Une icône de la pop culture

Née en 1933, RGB entre à Harvard une vingtaine d’année plus tard, à une époque où les hommes étaient très nombreux, devant ainsi justifier sa place et pourquoi elle aurait la même chance qu’un homme.

C’est dans les années 70 qu’elle luttera contre les inégalités homme / femme dans une période déjà tendue entre les inégalités raciales et la guerre du Vietnam. Elle se bat également pour l’avortement. Elle aura une carrière couronnée de succès notamment devant la cour suprême. Mais tout bascule dès lors qu’elle est nommée juge en 1993 par le président Clinton.

« RGB » est toujours active à 85 ans, car elle occupe toujours son poste. Le dernier rempart à une administration compliquée bafouant droit des femmes et transgenre. Un pays compliqué dans le seul rempart n’est pas invincible lié à l’âge avancé de notre héroïne.

Elle est probablement la dernière incarnation de la gauche américaine et si son décès venait à survenir durant l’ère Trump, cela pourrait sensiblement compliqué les affaires du pays notamment sur des sujets comme le mariage gay, peine de mort ou tout simplement l’avortement.

Le documentaire est passionnant dans tous ses aspects. Pour mieux comprendre le personnage, ses idées mais aussi sa gestion en tant que juge, davantage dans l’explication et l’apprentissage comme un professeur avec ses élèves.

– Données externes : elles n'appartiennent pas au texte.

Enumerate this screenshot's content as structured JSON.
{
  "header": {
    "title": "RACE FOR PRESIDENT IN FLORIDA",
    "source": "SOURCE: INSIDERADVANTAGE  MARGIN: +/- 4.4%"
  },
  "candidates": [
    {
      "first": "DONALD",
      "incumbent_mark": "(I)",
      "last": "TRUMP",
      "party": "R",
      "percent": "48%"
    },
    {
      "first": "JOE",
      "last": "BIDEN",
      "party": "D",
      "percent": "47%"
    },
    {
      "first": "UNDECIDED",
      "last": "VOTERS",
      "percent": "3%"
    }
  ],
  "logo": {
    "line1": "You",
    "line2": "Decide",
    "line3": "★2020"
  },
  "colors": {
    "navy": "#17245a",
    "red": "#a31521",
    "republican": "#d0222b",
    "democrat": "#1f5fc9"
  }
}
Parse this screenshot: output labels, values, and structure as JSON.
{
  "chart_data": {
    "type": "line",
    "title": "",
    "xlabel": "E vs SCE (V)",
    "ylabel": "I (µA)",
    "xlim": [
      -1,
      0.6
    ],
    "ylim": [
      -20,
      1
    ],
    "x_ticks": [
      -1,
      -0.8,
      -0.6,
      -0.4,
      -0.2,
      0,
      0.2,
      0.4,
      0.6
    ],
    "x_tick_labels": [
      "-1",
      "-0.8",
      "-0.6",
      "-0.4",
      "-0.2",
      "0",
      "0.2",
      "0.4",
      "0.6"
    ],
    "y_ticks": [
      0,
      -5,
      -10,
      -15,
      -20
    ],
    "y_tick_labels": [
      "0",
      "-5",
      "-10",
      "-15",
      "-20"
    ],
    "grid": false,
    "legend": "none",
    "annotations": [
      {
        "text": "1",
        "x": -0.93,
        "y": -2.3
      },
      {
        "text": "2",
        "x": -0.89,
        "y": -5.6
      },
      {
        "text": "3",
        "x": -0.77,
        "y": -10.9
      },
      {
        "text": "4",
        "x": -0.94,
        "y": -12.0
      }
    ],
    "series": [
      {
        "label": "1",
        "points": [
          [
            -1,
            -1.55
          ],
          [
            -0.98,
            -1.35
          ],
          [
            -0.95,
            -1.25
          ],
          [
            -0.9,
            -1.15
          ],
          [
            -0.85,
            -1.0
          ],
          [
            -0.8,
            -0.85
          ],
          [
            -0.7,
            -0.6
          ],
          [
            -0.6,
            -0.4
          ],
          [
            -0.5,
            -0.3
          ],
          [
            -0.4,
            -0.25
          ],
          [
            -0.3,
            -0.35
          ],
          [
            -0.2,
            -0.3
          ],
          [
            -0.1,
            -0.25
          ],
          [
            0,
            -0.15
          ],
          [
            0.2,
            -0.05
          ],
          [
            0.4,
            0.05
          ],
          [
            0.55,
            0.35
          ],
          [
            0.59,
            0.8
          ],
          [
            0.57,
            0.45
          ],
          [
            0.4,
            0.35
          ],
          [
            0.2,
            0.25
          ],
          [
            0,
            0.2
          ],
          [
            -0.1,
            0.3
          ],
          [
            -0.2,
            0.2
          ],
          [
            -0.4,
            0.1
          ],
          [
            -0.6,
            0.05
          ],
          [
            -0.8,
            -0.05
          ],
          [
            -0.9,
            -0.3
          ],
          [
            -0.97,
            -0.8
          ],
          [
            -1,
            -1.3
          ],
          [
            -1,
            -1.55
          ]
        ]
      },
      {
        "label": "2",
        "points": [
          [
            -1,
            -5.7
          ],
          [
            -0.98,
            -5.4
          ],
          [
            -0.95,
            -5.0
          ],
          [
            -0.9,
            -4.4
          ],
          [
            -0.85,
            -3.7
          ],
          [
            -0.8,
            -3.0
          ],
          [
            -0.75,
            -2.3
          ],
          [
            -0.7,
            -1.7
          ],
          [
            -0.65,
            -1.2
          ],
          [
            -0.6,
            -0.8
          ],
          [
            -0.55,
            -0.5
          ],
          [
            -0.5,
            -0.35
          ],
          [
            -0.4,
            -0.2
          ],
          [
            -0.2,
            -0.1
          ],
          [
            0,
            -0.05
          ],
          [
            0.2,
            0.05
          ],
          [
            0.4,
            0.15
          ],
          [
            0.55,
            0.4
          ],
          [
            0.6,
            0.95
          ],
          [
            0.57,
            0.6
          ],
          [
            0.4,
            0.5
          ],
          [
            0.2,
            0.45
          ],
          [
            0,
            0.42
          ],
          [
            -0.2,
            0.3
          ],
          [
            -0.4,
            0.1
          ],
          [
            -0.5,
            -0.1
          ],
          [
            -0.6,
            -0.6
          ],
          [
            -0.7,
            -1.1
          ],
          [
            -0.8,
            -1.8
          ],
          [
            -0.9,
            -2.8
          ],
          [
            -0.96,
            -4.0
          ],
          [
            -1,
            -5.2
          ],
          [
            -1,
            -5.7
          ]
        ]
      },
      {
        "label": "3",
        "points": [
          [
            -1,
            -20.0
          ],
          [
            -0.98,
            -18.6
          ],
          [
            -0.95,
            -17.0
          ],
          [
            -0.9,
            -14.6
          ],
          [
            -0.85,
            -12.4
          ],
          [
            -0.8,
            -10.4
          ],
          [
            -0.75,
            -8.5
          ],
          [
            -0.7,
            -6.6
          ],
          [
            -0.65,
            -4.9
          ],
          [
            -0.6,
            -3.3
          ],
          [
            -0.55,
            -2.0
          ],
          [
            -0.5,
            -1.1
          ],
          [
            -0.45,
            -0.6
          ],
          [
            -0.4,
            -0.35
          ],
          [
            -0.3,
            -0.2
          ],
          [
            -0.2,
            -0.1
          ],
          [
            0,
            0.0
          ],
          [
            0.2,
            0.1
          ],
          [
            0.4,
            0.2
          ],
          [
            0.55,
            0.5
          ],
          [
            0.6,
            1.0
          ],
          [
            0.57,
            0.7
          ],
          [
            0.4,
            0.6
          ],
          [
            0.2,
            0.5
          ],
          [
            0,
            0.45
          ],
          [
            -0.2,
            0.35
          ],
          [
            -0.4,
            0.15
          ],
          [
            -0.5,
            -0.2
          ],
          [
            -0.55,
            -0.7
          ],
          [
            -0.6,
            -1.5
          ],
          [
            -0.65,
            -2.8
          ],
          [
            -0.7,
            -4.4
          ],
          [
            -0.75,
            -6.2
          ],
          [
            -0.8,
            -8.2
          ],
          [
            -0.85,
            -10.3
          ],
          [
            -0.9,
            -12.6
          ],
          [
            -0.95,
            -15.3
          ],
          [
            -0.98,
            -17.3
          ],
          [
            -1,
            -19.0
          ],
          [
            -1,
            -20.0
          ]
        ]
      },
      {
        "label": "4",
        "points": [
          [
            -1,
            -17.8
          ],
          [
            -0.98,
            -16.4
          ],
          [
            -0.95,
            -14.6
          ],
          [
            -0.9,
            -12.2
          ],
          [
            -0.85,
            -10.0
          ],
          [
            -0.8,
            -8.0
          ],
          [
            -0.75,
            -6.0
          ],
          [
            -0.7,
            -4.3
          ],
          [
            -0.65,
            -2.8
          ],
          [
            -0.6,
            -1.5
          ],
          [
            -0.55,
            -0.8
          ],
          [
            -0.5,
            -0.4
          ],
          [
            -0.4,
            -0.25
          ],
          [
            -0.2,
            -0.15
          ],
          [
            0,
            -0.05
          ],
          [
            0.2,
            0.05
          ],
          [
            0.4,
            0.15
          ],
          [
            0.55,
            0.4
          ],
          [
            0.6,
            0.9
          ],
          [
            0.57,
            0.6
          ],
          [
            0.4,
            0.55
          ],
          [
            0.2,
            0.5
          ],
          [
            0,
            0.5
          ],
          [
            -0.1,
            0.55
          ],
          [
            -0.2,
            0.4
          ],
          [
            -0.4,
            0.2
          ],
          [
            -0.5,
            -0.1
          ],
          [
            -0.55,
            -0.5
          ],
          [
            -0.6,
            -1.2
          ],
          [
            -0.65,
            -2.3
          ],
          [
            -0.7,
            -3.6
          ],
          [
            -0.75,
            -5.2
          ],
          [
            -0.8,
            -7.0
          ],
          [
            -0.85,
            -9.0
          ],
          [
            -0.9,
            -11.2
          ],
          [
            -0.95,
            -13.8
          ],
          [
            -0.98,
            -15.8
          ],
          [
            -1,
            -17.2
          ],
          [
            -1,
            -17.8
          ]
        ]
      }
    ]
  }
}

On en ressort bluffé et surtout estomaqué par ce parcours hors norme notamment durant des époques difficiles. Poque toujours aussi tumultueuse si l’on se réfère au hashtag #MeToo et la place de la femme dans notre société actuelle dont le travail reste encore colossal.

Conclusion :

RGB est un documentaire humain et institutionnel. Il devrait être diffusé dans les écoles tant cela est primaire. Une lutte quotidienne et héroïque pour notre juge hors du commun. Saluons également la prestation de Zabou Breitman pour sa voix-off dans le documentaire français.
Il est inutile d’indiquer que nous vous recommandons fortement le visionnage après tout ce que nous avons déjà énoncé, car ce serait se répéter, mais si la politique américaine vous intéresse alors vous ne serez pas déçus.